Weighted Transformer Network for Machine Translation
This work addresses efficiency and performance issues in machine translation for researchers and practitioners, though it is incremental as it builds on the existing Transformer architecture.
The paper tackles the high computational cost and slow convergence of the Transformer model in machine translation by introducing Weighted Transformer, which replaces multi-head attention with learnable self-attention branches, resulting in a 15-40% faster convergence and improvements of 0.5 and 0.4 BLEU points on English-to-German and English-to-French tasks, respectively.
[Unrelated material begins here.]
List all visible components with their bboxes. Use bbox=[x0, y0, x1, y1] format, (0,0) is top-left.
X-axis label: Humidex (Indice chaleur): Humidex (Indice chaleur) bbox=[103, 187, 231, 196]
State-of-the-art results on neural machine translation often use attentional sequence-to-sequence models with some form of convolution or recursion. Vaswani et al. (2017) propose a new architecture that avoids recurrence and convolution completely. Instead, it uses only self-attention and feed-forward layers. While the proposed architecture achieves state-of-the-art results on several machine translation tasks, it requires a large number of parameters and training iterations to converge. We propose Weighted Transformer, a Transformer with modified attention layers, that not only outperforms the baseline network in BLEU score but also converges 15-40% faster. Specifically, we replace the multi-head attention by multiple self-attention branches that the model learns to combine during the training process. Our model improves the state-of-the-art performance by 0.5 BLEU points on the WMT 2014 English-to-German translation task and by 0.4 on the English-to-French translation task.